I'm going to double check, but it would suggest that Thumbor has to compensate for the wrong hash values being passed in the URL and recompute the correct name hash value where the original will be found...
It seems to be the temp container after all. This code is confusing as hell... So it would seem that not only the hash correction is needed, Thumbor also needs to be authed into swift to fetch the temp original. I'll write a bit of Python to see if the Thumbor Swift user can access that file...
@fgiunchedi attempting to get an object from the temp container with the mw:thumbor credentials gives me a 403:
swiftclient.exceptions.ClientException: Object GET failed: http://ms-fe.svc.eqiad.wmnet/v1/AUTH_mw/wikipedia-commons-local-temp.52/5/52/20161121140233%21Ft3W43.pdf 403 Forbidden [first 60 chars of response] <html><h1>Forbidden</h1><p>Access was denied to this resource
@Gilles indeed I've granted mw:thumbor user access only to thumb containers, looks like we'll need to do the same for temp containers too. I'll take this while I'm doing the access.

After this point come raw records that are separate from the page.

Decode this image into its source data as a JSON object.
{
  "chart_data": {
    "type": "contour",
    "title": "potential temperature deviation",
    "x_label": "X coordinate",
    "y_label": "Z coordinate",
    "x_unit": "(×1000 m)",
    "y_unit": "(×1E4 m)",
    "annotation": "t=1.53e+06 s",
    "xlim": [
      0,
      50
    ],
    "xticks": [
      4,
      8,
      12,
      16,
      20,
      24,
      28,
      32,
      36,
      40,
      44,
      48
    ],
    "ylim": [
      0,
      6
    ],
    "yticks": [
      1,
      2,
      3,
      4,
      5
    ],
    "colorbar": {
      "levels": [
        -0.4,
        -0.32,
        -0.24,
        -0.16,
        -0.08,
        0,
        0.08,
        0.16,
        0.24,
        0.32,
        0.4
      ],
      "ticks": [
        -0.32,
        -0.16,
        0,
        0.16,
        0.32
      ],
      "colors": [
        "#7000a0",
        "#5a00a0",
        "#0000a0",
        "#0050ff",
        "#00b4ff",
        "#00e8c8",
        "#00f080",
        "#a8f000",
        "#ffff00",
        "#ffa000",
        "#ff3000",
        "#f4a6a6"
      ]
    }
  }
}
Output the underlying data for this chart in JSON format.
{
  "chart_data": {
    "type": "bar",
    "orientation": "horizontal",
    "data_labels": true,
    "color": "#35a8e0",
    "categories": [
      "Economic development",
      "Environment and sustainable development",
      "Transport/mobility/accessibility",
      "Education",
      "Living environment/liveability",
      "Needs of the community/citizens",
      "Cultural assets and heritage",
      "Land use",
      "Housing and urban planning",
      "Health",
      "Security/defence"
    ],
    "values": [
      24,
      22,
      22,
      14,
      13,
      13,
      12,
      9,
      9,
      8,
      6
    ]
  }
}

Mentioned in SAL (#wikimedia-operations) [2016-11-22T19:48:30Z] <godog> set thumbor access for temp containers - T150760
Now that I've separated the temp case into its own task, I see that the remaining ones look like an encoding problem. I notice one character in particular that all these URLs have in common, %3F, which is hex for "?". Makes sense as a problematic character.